CSP has never coordinated a project, always joining as a partner — suggesting they prefer to contribute specific technical capabilities within a larger consortium structure rather than manage project administration. Despite only two projects, they have worked with 37 distinct partners across 13 countries, which means they have been embedded in large, multi-stakeholder consortia typical of Innovation Actions. This profile indicates a focused specialist: they bring manufacturing or materials expertise, let others manage dissemination and coordination, and integrate well into complex European consortia.

With 37 unique consortium partners across 13 countries from just two projects, CSP has been embedded in broad European collaborations well above the average for an SME of their size.
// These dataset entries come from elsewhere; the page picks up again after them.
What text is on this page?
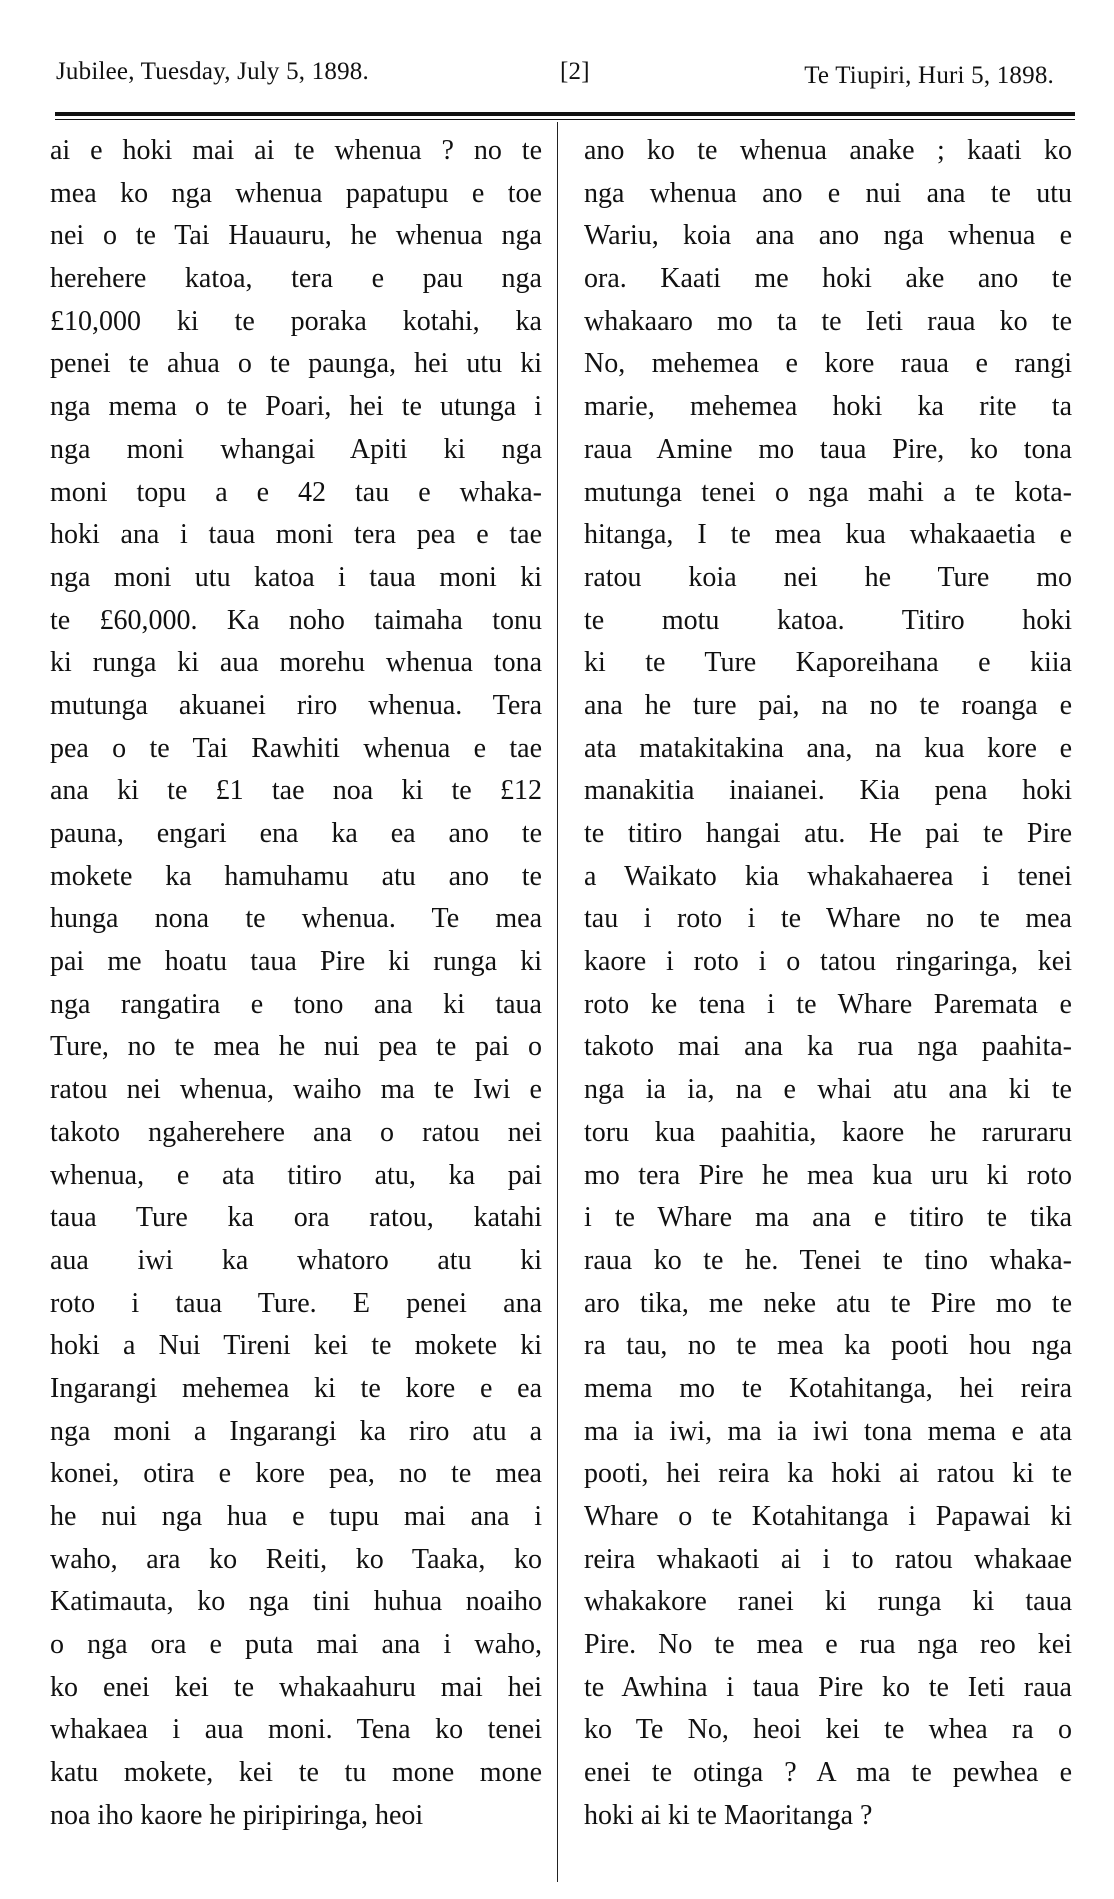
Jubilee, Tuesday, July 5, 1898.	[2]	Te Tiupiri, Huri 5, 1898.
ai e hoki mai ai te whenua ? no te
mea ko nga whenua papatupu e toe
nei o te Tai Hauauru, he whenua nga
herehere katoa, tera e pau nga
£10,000 ki te poraka kotahi, ka
penei te ahua o te paunga, hei utu ki
nga mema o te Poari, hei te utunga i
nga moni whangai Apiti ki nga
moni topu a e 42 tau e whaka-
hoki ana i taua moni tera pea e tae
nga moni utu katoa i taua moni ki
te £60,000. Ka noho taimaha tonu
ki runga ki aua morehu whenua tona
mutunga akuanei riro whenua. Tera
pea o te Tai Rawhiti whenua e tae
ana ki te £1 tae noa ki te £12
pauna, engari ena ka ea ano te
mokete ka hamuhamu atu ano te
hunga nona te whenua. Te mea
pai me hoatu taua Pire ki runga ki
nga rangatira e tono ana ki taua
Ture, no te mea he nui pea te pai o
ratou nei whenua, waiho ma te Iwi e
takoto ngaherehere ana o ratou nei
whenua, e ata titiro atu, ka pai
taua Ture ka ora ratou, katahi
aua iwi ka whatoro atu ki
roto i taua Ture. E penei ana
hoki a Nui Tireni kei te mokete ki
Ingarangi mehemea ki te kore e ea
nga moni a Ingarangi ka riro atu a
konei, otira e kore pea, no te mea
he nui nga hua e tupu mai ana i
waho, ara ko Reiti, ko Taaka, ko
Katimauta, ko nga tini huhua noaiho
o nga ora e puta mai ana i waho,
ko enei kei te whakaahuru mai hei
whakaea i aua moni. Tena ko tenei
katu mokete, kei te tu mone mone
noa iho kaore he piripiringa, heoi
ano ko te whenua anake ; kaati ko
nga whenua ano e nui ana te utu
Wariu, koia ana ano nga whenua e
ora. Kaati me hoki ake ano te
whakaaro mo ta te Ieti raua ko te
No, mehemea e kore raua e rangi
marie, mehemea hoki ka rite ta
raua Amine mo taua Pire, ko tona
mutunga tenei o nga mahi a te kota-
hitanga, I te mea kua whakaaetia e
ratou koia nei he Ture mo
te motu katoa. Titiro hoki
ki te Ture Kaporeihana e kiia
ana he ture pai, na no te roanga e
ata matakitakina ana, na kua kore e
manakitia inaianei. Kia pena hoki
te titiro hangai atu. He pai te Pire
a Waikato kia whakahaerea i tenei
tau i roto i te Whare no te mea
kaore i roto i o tatou ringaringa, kei
roto ke tena i te Whare Paremata e
takoto mai ana ka rua nga paahita-
nga ia ia, na e whai atu ana ki te
toru kua paahitia, kaore he raruraru
mo tera Pire he mea kua uru ki roto
i te Whare ma ana e titiro te tika
raua ko te he. Tenei te tino whaka-
aro tika, me neke atu te Pire mo te
ra tau, no te mea ka pooti hou nga
mema mo te Kotahitanga, hei reira
ma ia iwi, ma ia iwi tona mema e ata
pooti, hei reira ka hoki ai ratou ki te
Whare o te Kotahitanga i Papawai ki
reira whakaoti ai i to ratou whakaae
whakakore ranei ki runga ki taua
Pire. No te mea e rua nga reo kei
te Awhina i taua Pire ko te Ieti raua
ko Te No, heoi kei te whea ra o
enei te otinga ? A ma te pewhea e
hoki ai ki te Maoritanga ?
Their network likely spans research universities, materials institutes, and industrial partners given the nature of both IMPRESS and CARMOF consortia.

Why partner with them

What sets them apart

CSP is unusual among Italian manufacturing SMEs in having EU project experience in two technically demanding areas that are now both high-priority for EU Green Deal funding: building renovation and industrial CO2 capture. While many SMEs stay in one niche, CSP has demonstrated the ability to contribute fabrication and materials manufacturing capabilities across sectors — from construction to advanced functional materials. For a consortium looking for an agile Italian industrial partner with hands-on experience in carbon-based materials manufacturing, 3D printing of ceramics, or prefabricated construction systems, CSP offers validated EU project experience without the overhead of a large organization.

Notable projects

Highlights from their portfolio

  • CARMOF
    Technically the most complex project: developing carbon nanotube-based metal organic framework adsorbents fabricated via 3D printing and Joule heating for CO2 capture from steel and refinery emissions — a convergence of chemistry, materials science, and additive manufacturing.
  • IMPRESS
    Largest EC funding received (EUR 203,438) and CSP's entry into EU collaboration, focused on BIM-integrated prefabricated modules — a market-relevant topic that has grown significantly under EU renovation wave policy.
Cross-sector capabilities
Environment and climate — industrial carbon capture from steel and refining processesConstruction and built environment — prefabricated building renovation and BIM integrationAdvanced materials — carbon nanotubes, metal organic frameworks, ceramic composites
Analysis note: Profile is based on only 2 projects with no coordinator experience and no website available for cross-referencing. The CARMOF keyword set is rich and informative, but IMPRESS has no keywords — so the early-period profile is inferred from the project title alone. Expertise claims are plausible but should be verified against CSP's own company profile before use in outreach or consortium building.